A 184,000 square foot LEED Silver Certified facility, the site will reportedly be upfitted in the first half of the year, with production of the companys CIGS solar cells beginning by the beginning of 2012. AQT says it hopes to grow capacity to one GW by 2014 through the implementation of a number of phases. This year, the target is to reach between 30 and 40 MWs of annual production capacity and to create 60 jobs.
The reasons given for choosing Richmond were its "strong" market for clean energy and "favorable" business climate. The large number of universities and technical colleges in the region are also said to provide a trained labor force required to fill the jobs the facility will require.

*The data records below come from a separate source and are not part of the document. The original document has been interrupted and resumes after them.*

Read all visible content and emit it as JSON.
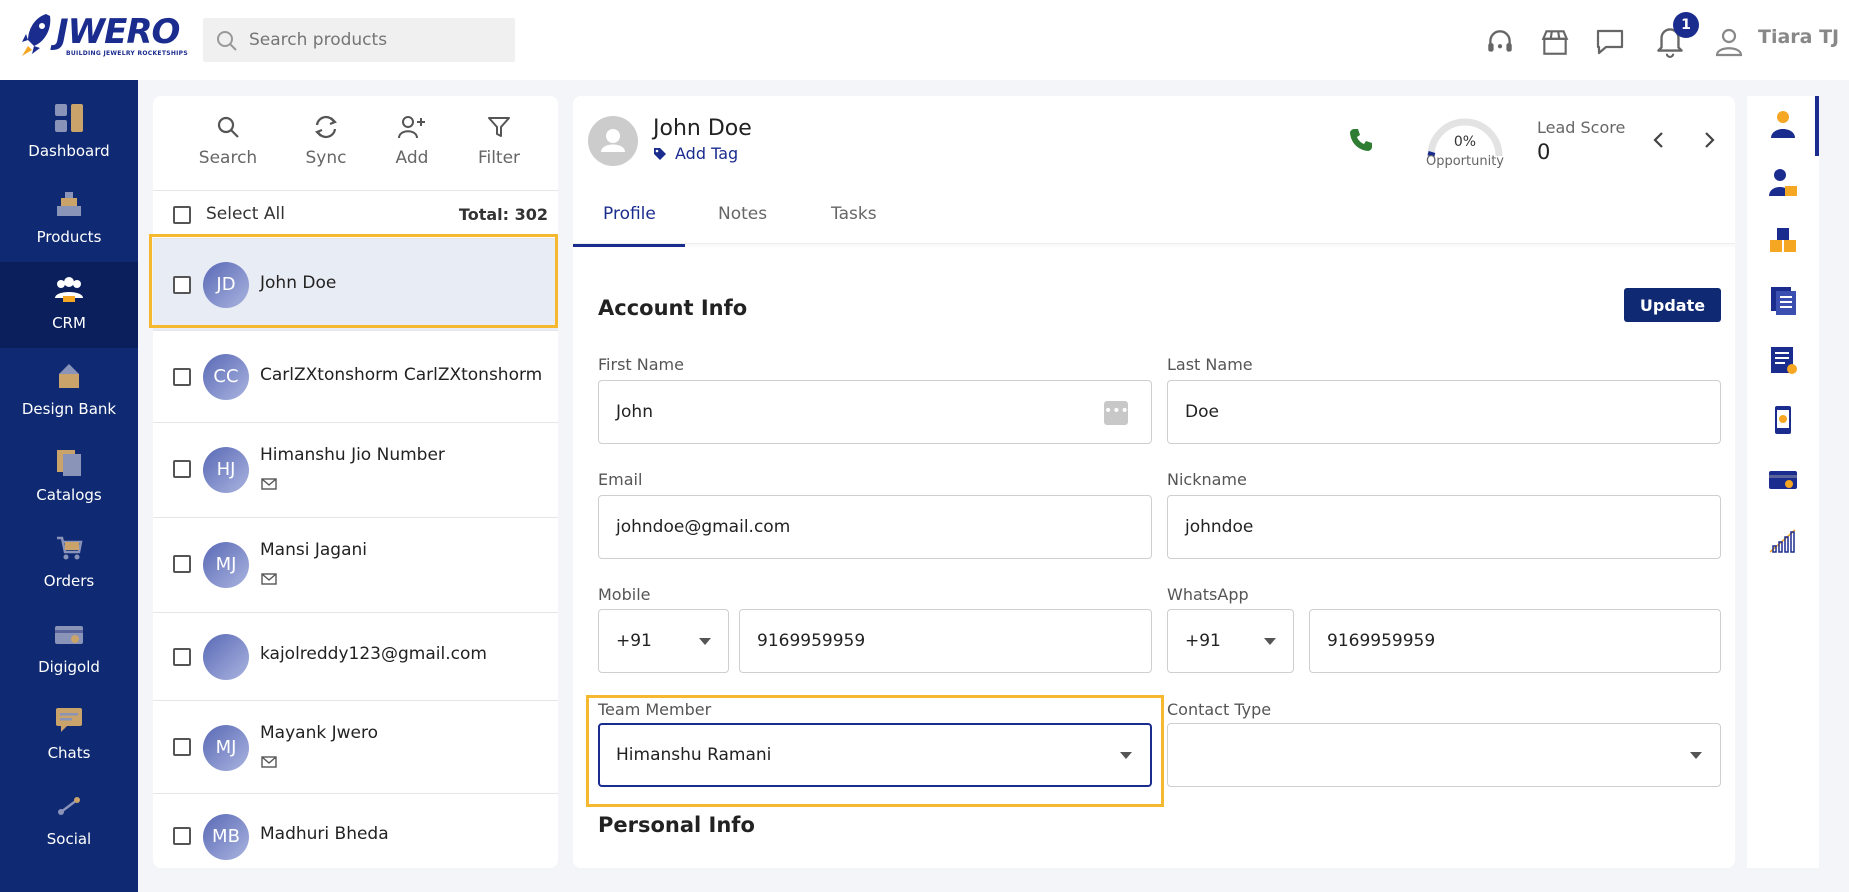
{
  "app": {
    "logo_text": "JWERO",
    "logo_tagline": "BUILDING JEWELRY ROCKETSHIPS",
    "search_placeholder": "Search products",
    "notification_count": "1",
    "user_name": "Tiara TJ"
  },
  "nav": {
    "items": [
      {
        "label": "Dashboard",
        "icon": "dashboard-icon"
      },
      {
        "label": "Products",
        "icon": "products-icon"
      },
      {
        "label": "CRM",
        "icon": "crm-icon",
        "active": true
      },
      {
        "label": "Design Bank",
        "icon": "design-bank-icon"
      },
      {
        "label": "Catalogs",
        "icon": "catalogs-icon"
      },
      {
        "label": "Orders",
        "icon": "cart-icon"
      },
      {
        "label": "Digigold",
        "icon": "digigold-icon"
      },
      {
        "label": "Chats",
        "icon": "chat-icon"
      },
      {
        "label": "Social",
        "icon": "social-icon"
      }
    ]
  },
  "list": {
    "tools": {
      "search": "Search",
      "sync": "Sync",
      "add": "Add",
      "filter": "Filter"
    },
    "select_all": "Select All",
    "total": "Total: 302",
    "contacts": [
      {
        "initials": "JD",
        "name": "John Doe",
        "mail": false
      },
      {
        "initials": "CC",
        "name": "CarlZXtonshorm CarlZXtonshorm",
        "mail": false
      },
      {
        "initials": "HJ",
        "name": "Himanshu Jio Number",
        "mail": true
      },
      {
        "initials": "MJ",
        "name": "Mansi Jagani",
        "mail": true
      },
      {
        "initials": "",
        "name": "kajolreddy123@gmail.com",
        "mail": false
      },
      {
        "initials": "MJ",
        "name": "Mayank Jwero",
        "mail": true
      },
      {
        "initials": "MB",
        "name": "Madhuri Bheda",
        "mail": false
      }
    ]
  },
  "profile": {
    "name": "John Doe",
    "add_tag": "Add Tag",
    "opportunity_value": "0%",
    "opportunity_label": "Opportunity",
    "opportunity_fraction": 0.0,
    "lead_score_label": "Lead Score",
    "lead_score": "0"
  },
  "tabs": [
    "Profile",
    "Notes",
    "Tasks"
  ],
  "account": {
    "title": "Account Info",
    "update_label": "Update",
    "first_name_label": "First Name",
    "first_name": "John",
    "last_name_label": "Last Name",
    "last_name": "Doe",
    "email_label": "Email",
    "email": "johndoe@gmail.com",
    "nickname_label": "Nickname",
    "nickname": "johndoe",
    "mobile_label": "Mobile",
    "mobile_code": "+91",
    "mobile": "9169959959",
    "whatsapp_label": "WhatsApp",
    "whatsapp_code": "+91",
    "whatsapp": "9169959959",
    "team_member_label": "Team Member",
    "team_member": "Himanshu Ramani",
    "contact_type_label": "Contact Type",
    "contact_type": ""
  },
  "personal": {
    "title": "Personal Info"
  },
  "colors": {
    "brand": "#0f2a72",
    "accent": "#f5a623",
    "highlight": "#f5b82e",
    "phone": "#2e7d32"
  }
}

"This new facility will not only increase the production capacity for AQT in the years to come, but will help drive the clean tech industry in this great state and create thousands of sustainable, high value jobs," commented Michael Bartholomeusz, CEO of AQT Solar. "We appreciate the extraordinary assistance we received from the South Carolina Department of Commerce, the CentralSC Alliance and Richland County. The states commitment at all levels made this project possible."
United States Senator Lindsey Graham added: "Few issues facing our nation are as important as our need to become energy independent and I have long believed that South Carolina could be a leader in this effort. I am very pleased we are welcoming a new partner that will help pave the way to American energy independence while delivering the jobs and technology of the future to our state."
Additionally, AQT has said it intends to increase production capacity of its first manufacturing facility, in Sunnyvale, California by the end of this year, to 30 to 40 MW.